Vital signs

Find opportunities for improvement

Another way to get feedback on how your organization is doing is to simply ask the people who work for you. When Penrose became president and CEO of St. Jude, he rejuvenated a tradition that the organization’s previous leader began: the employee forum. Under Penrose, the forum became a quarterly meeting in which every one of St. Jude’s employees is invited to hear him speak about the hospital’s goals and ask him any questions that may be on their minds. Encouraging two-way communication can help give you a different perspective.

“This is a big organization,” he says. “We have almost 3,000 employees working for this hospital. Trying to communicate a single vision to that many people is not easy.”

Penrose usually speaks for the first 20 minutes of the one-hour session; the remaining 40 minutes is a town-hall format.

When you find opportunities for improvement, you need to have a plan in place to deal with them. At St. Jude, Penrose pulled a team of people together to identify any potential barriers to perfect performance.

The outcomes department is composed of members of St. Jude’s quality department, and it is responsible for finding and closing any gaps between St. Jude’s actual performance level and its goal of perfect care.

Whenever the organization notices a particular area that could use improvement, this team is called in to investigate. Penrose staffed it with employees who are skilled at determining the cause of a problem and developing solutions.

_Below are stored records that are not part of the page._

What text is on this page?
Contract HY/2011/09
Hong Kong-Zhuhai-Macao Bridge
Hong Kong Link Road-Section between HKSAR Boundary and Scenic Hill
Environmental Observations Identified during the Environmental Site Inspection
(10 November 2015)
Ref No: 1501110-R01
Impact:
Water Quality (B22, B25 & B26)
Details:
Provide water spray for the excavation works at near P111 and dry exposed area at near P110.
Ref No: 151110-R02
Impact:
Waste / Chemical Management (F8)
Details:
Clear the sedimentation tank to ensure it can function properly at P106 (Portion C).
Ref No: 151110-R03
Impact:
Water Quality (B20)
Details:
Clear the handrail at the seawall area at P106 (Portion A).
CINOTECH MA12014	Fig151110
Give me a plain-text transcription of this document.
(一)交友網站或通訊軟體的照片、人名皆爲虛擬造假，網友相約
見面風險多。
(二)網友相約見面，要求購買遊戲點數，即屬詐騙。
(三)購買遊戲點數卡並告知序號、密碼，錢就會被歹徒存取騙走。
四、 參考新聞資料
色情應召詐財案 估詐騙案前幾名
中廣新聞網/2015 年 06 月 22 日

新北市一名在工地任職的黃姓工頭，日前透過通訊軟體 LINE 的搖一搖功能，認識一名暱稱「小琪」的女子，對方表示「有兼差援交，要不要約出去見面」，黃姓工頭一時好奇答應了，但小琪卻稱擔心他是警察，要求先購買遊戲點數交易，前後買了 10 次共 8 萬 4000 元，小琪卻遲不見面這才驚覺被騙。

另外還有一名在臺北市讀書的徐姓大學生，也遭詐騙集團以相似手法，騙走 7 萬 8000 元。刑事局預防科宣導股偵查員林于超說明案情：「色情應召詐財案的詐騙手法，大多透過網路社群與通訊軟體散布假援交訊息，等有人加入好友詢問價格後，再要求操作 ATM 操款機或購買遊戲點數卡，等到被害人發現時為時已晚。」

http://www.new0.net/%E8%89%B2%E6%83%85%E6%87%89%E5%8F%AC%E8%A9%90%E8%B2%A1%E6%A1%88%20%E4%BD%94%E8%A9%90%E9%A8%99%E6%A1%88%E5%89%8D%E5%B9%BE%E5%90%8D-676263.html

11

“If they see a failure on our part, they will do a root-cause analysis to identify the cause,” he says. “Then, they’ll try to understand if it was a one-time event or do we have exposure for this failure to occur again.”

“If it is an isolated type of cause, they may be able to put a simple fix in place. If it is more systemic, then they’ll probably pull a process improvement team together to address the cause and find a remedy and implement that remedy.”

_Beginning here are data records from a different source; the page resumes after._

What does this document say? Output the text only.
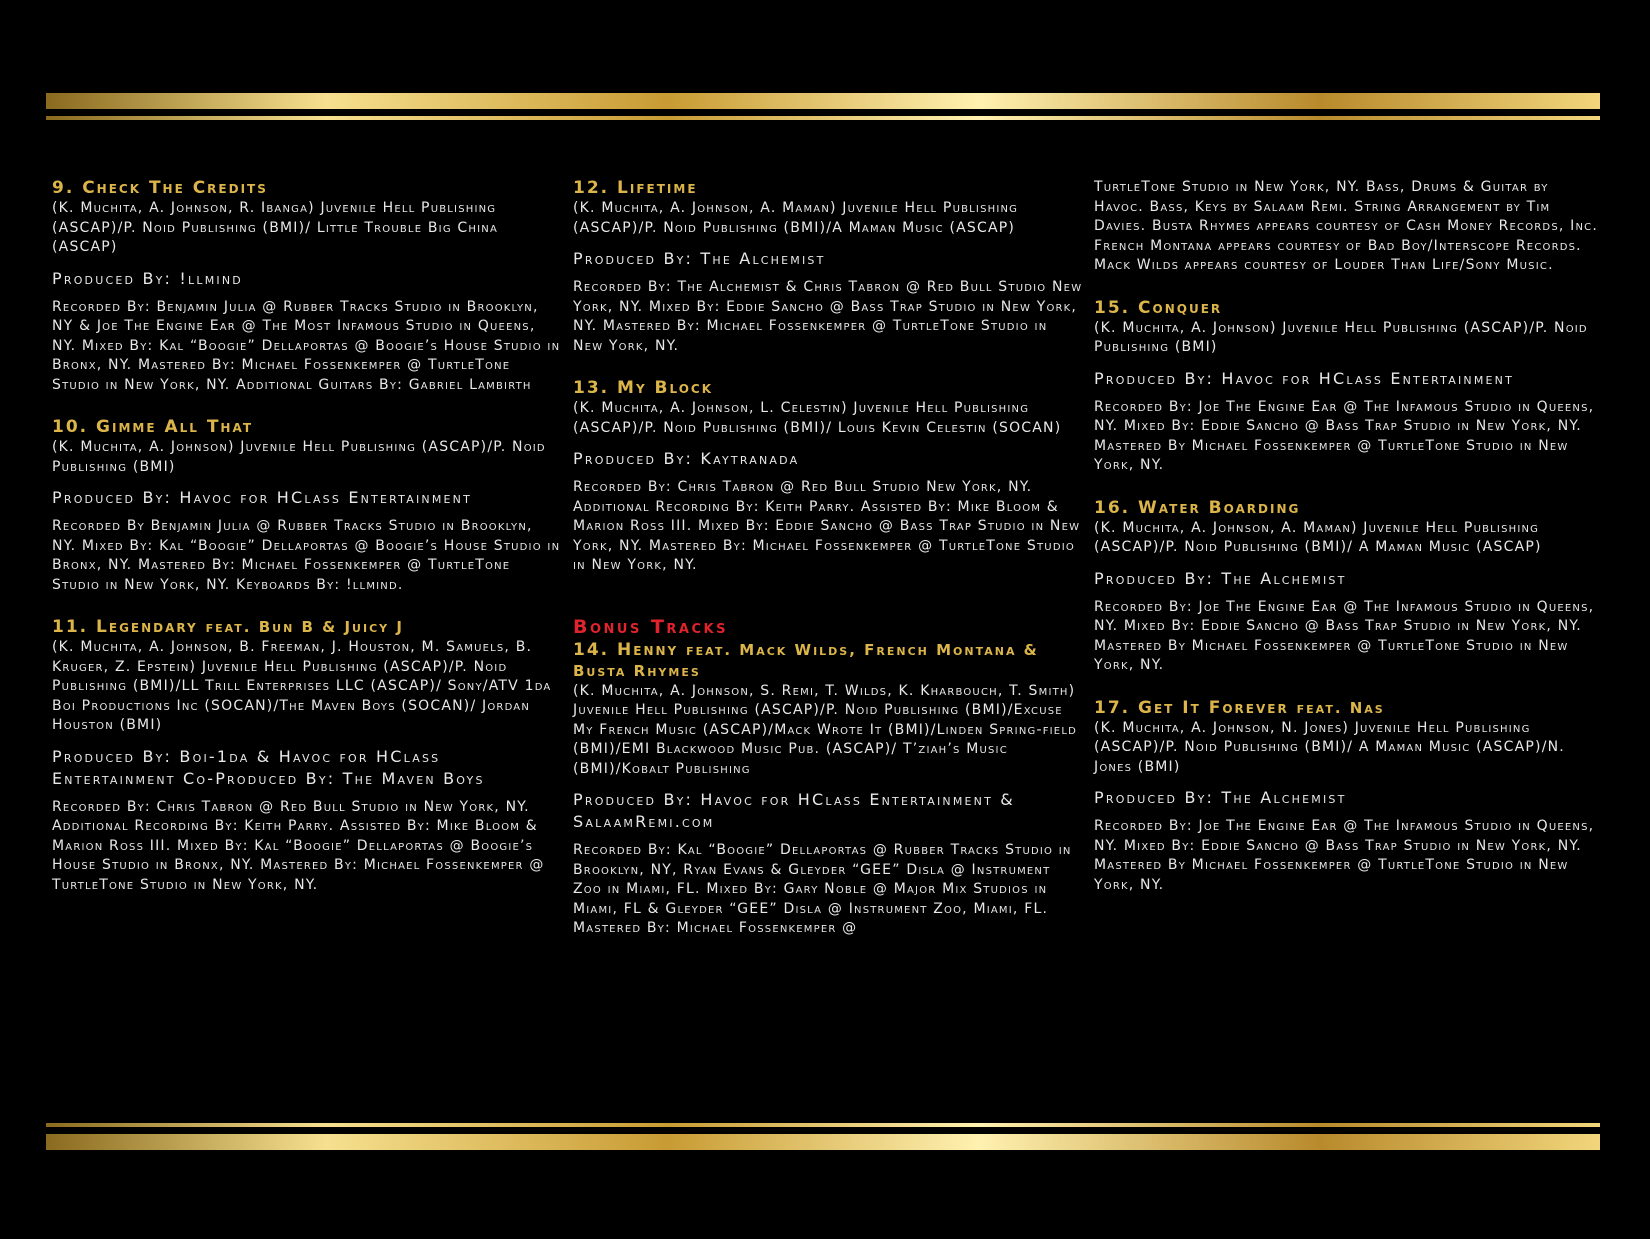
9. Check The Credits

(K. Muchita, A. Johnson, R. Ibanga) Juvenile Hell Publishing (ASCAP)/P. Noid Publishing (BMI)/ Little Trouble Big China (ASCAP)

Produced By: !llmind

Recorded By: Benjamin Julia @ Rubber Tracks Studio in Brooklyn, NY & Joe The Engine Ear @ The Most Infamous Studio in Queens, NY. Mixed By: Kal “Boogie” Dellaportas @ Boogie’s House Studio in Bronx, NY. Mastered By: Michael Fossenkemper @ TurtleTone Studio in New York, NY. Additional Guitars By: Gabriel Lambirth

10. Gimme All That

(K. Muchita, A. Johnson) Juvenile Hell Publishing (ASCAP)/P. Noid Publishing (BMI)

Produced By: Havoc for HClass Entertainment

Recorded By Benjamin Julia @ Rubber Tracks Studio in Brooklyn, NY. Mixed By: Kal “Boogie” Dellaportas @ Boogie’s House Studio in Bronx, NY. Mastered By: Michael Fossenkemper @ TurtleTone Studio in New York, NY. Keyboards By: !llmind.

11. Legendary feat. Bun B & Juicy J

(K. Muchita, A. Johnson, B. Freeman, J. Houston, M. Samuels, B. Kruger, Z. Epstein) Juvenile Hell Publishing (ASCAP)/P. Noid Publishing (BMI)/LL Trill Enterprises LLC (ASCAP)/ Sony/ATV 1da Boi Productions Inc (SOCAN)/The Maven Boys (SOCAN)/ Jordan Houston (BMI)

Produced By: Boi-1da & Havoc for HClass Entertainment Co-Produced By: The Maven Boys

Recorded By: Chris Tabron @ Red Bull Studio in New York, NY. Additional Recording By: Keith Parry. Assisted By: Mike Bloom & Marion Ross III. Mixed By: Kal “Boogie” Dellaportas @ Boogie’s House Studio in Bronx, NY. Mastered By: Michael Fossenkemper @ TurtleTone Studio in New York, NY.

12. Lifetime

(K. Muchita, A. Johnson, A. Maman) Juvenile Hell Publishing (ASCAP)/P. Noid Publishing (BMI)/A Maman Music (ASCAP)

Produced By: The Alchemist

Recorded By: The Alchemist & Chris Tabron @ Red Bull Studio New York, NY. Mixed By: Eddie Sancho @ Bass Trap Studio in New York, NY. Mastered By: Michael Fossenkemper @ TurtleTone Studio in New York, NY.

13. My Block

(K. Muchita, A. Johnson, L. Celestin) Juvenile Hell Publishing (ASCAP)/P. Noid Publishing (BMI)/ Louis Kevin Celestin (SOCAN)

Produced By: Kaytranada

Recorded By: Chris Tabron @ Red Bull Studio New York, NY. Additional Recording By: Keith Parry. Assisted By: Mike Bloom & Marion Ross III. Mixed By: Eddie Sancho @ Bass Trap Studio in New York, NY. Mastered By: Michael Fossenkemper @ TurtleTone Studio in New York, NY.

Bonus Tracks
14. Henny feat. Mack Wilds, French Montana & Busta Rhymes

(K. Muchita, A. Johnson, S. Remi, T. Wilds, K. Kharbouch, T. Smith) Juvenile Hell Publishing (ASCAP)/P. Noid Publishing (BMI)/Excuse My French Music (ASCAP)/Mack Wrote It (BMI)/Linden Spring-field (BMI)/EMI Blackwood Music Pub. (ASCAP)/ T’ziah’s Music (BMI)/Kobalt Publishing

Produced By: Havoc for HClass Entertainment & SalaamRemi.com

Recorded By: Kal “Boogie” Dellaportas @ Rubber Tracks Studio in Brooklyn, NY, Ryan Evans & Gleyder “GEE” Disla @ Instrument Zoo in Miami, FL. Mixed By: Gary Noble @ Major Mix Studios in Miami, FL & Gleyder “GEE” Disla @ Instrument Zoo, Miami, FL. Mastered By: Michael Fossenkemper @

TurtleTone Studio in New York, NY. Bass, Drums & Guitar by Havoc. Bass, Keys by Salaam Remi. String Arrangement by Tim Davies. Busta Rhymes appears courtesy of Cash Money Records, Inc. French Montana appears courtesy of Bad Boy/Interscope Records. Mack Wilds appears courtesy of Louder Than Life/Sony Music.

15. Conquer

(K. Muchita, A. Johnson) Juvenile Hell Publishing (ASCAP)/P. Noid Publishing (BMI)

Produced By: Havoc for HClass Entertainment

Recorded By: Joe The Engine Ear @ The Infamous Studio in Queens, NY. Mixed By: Eddie Sancho @ Bass Trap Studio in New York, NY. Mastered By Michael Fossenkemper @ TurtleTone Studio in New York, NY.

16. Water Boarding

(K. Muchita, A. Johnson, A. Maman) Juvenile Hell Publishing (ASCAP)/P. Noid Publishing (BMI)/ A Maman Music (ASCAP)

Produced By: The Alchemist

Recorded By: Joe The Engine Ear @ The Infamous Studio in Queens, NY. Mixed By: Eddie Sancho @ Bass Trap Studio in New York, NY. Mastered By Michael Fossenkemper @ TurtleTone Studio in New York, NY.

17. Get It Forever feat. Nas

(K. Muchita, A. Johnson, N. Jones) Juvenile Hell Publishing (ASCAP)/P. Noid Publishing (BMI)/ A Maman Music (ASCAP)/N. Jones (BMI)

Produced By: The Alchemist

Recorded By: Joe The Engine Ear @ The Infamous Studio in Queens, NY. Mixed By: Eddie Sancho @ Bass Trap Studio in New York, NY. Mastered By Michael Fossenkemper @ TurtleTone Studio in New York, NY.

That process improvement team needs to include several employees who are familiar with the work that needs improvement. If the system itself needs to be fixed, the first thing that needs to be done is determining what Penrose calls “standard work.”

“On the road to perfect, we have a much higher probability of reaching perfect if we are doing standard work — if we are approaching our work the same, every time, with every patient,” he says.

“We understand that every patient is unique and has unique needs, but a lot of what we do is process-oriented. The more we can standardize around those processes, the more likely we are to get it right every time.”

To determine which processes should be standardized, the team assigned to the problem researches that system’s metrics and patient outcomes. The root-cause analysis begins where the gaps in performance occur and trends are identified. The volume and frequency of failures as recorded in the metrics and as shown in the trends leads to the trouble spots upon which the organization must focus.